- De RMU doet de oproep aan het kabinet “om flink te investeren in een goed onderwijssysteem dat volop gelijke kansen biedt op duurzaam werk en omscholing voor iedereen.” Zij pleit voor meer contacttijd met leerlingen.
- Verus vraagt aandacht voor de pedagogische opdracht van de school.
- Het viel VOS/ABB vooral op in de onderwijsbegroting dat het kabinet zich in 2021 hard blijft maken voor kansengelijkheid.
- VBS noemt specifiek het extra geld om het lerarentekort en de leerachterstanden terug te dringen.
- Zowel AOb, vakbond voor onderwijspersoneel, als AVS, vakbond voor schoolleiders, noemen de onderwijsbegroting ’teleurstellend’.
Jan-Willem de Leeuw, bestuurder coöperatie ZWN, heeft aandachtig meegeluisterd naar de troonrede.
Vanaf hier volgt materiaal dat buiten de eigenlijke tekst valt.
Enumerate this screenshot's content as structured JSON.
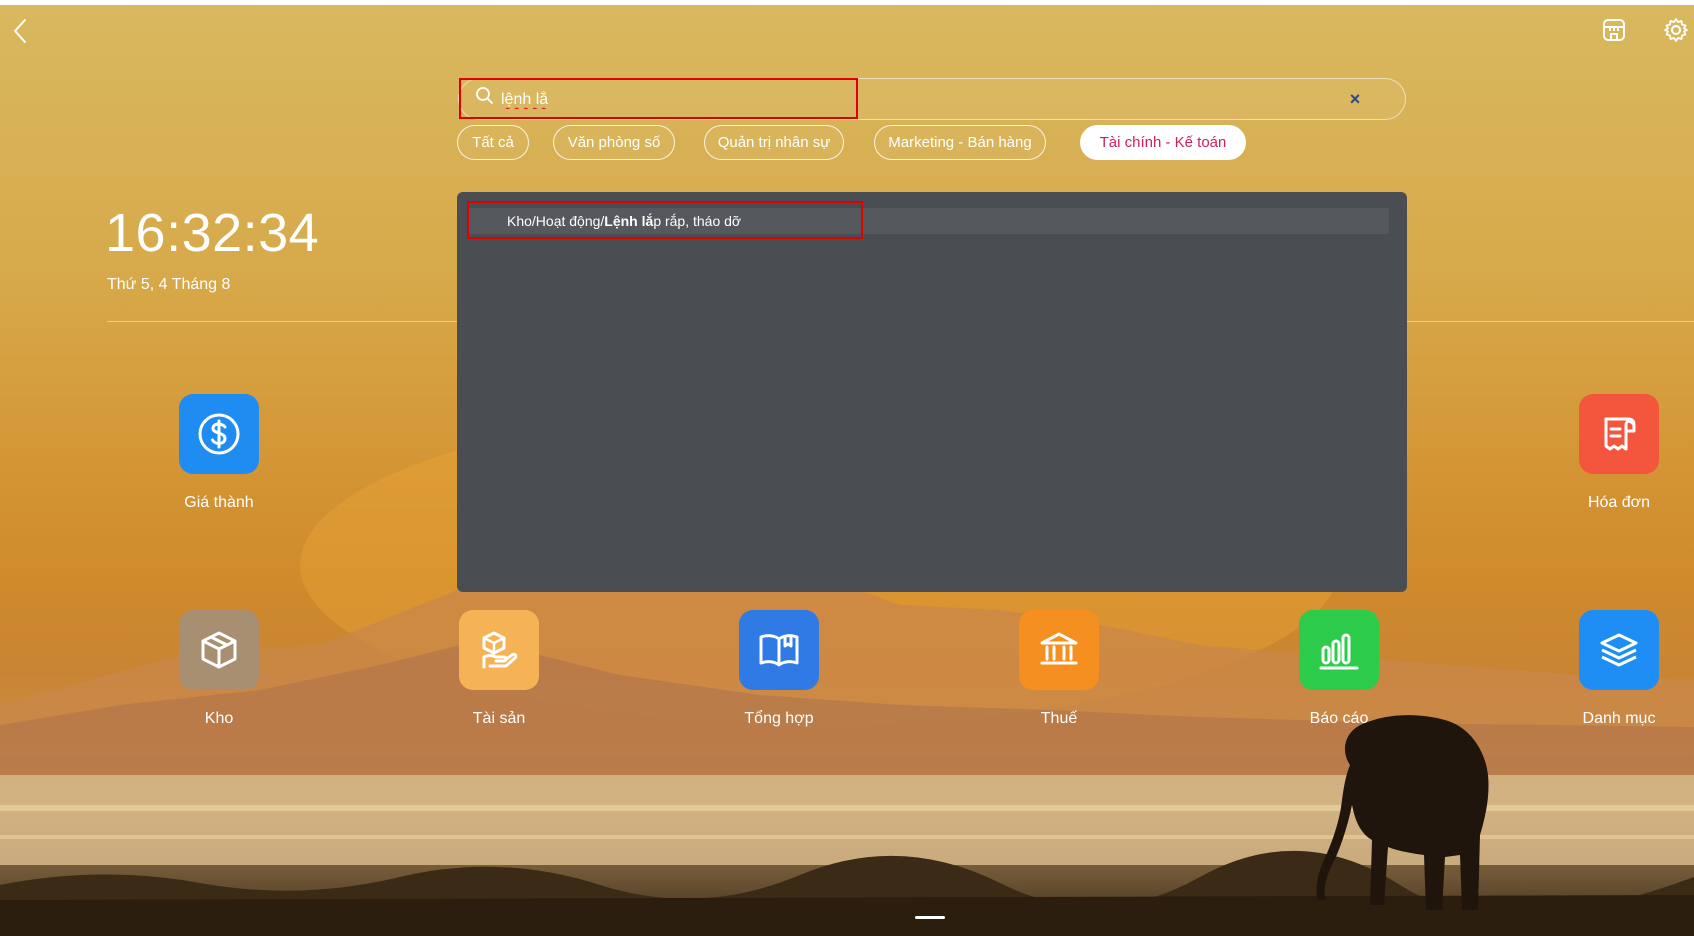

Hem viel direct de erkenning op voor de grote veranderingen die zowel leraren als ouders hebben doorgemaakt. “Dat vond ik mooi! Het thuisonderwijs heeft een grote wissel getrokken op onze teams en op de ouders, met name die van de grotere gezinnen die ook nog kinderen op het VO hebben zitten.”
Hoe hebt u geluisterd naar de troonrede?
“Wat door de hele troonrede opvalt, is de diepe groef die corona door heel onze samenleving trekt. Wat vervolgens opvalt, is dat uit de corona tijd weinig lessen worden getrokken. Zelfs geen lessen over hoe kwetsbaar onze economie is; dat niet alles maakbaar is; dat we tevreden zouden moeten zijn met ons dagelijks brood. In plaats daarvan gaat het om herstel van de groei. ‘We komen de dip te boven.’ Om meer. Het gaat continu om het samen oplossen van de problemen en daardoor hopen dat het snel voorbij is, zodat we ons oude leven weer kunnen oppakken.”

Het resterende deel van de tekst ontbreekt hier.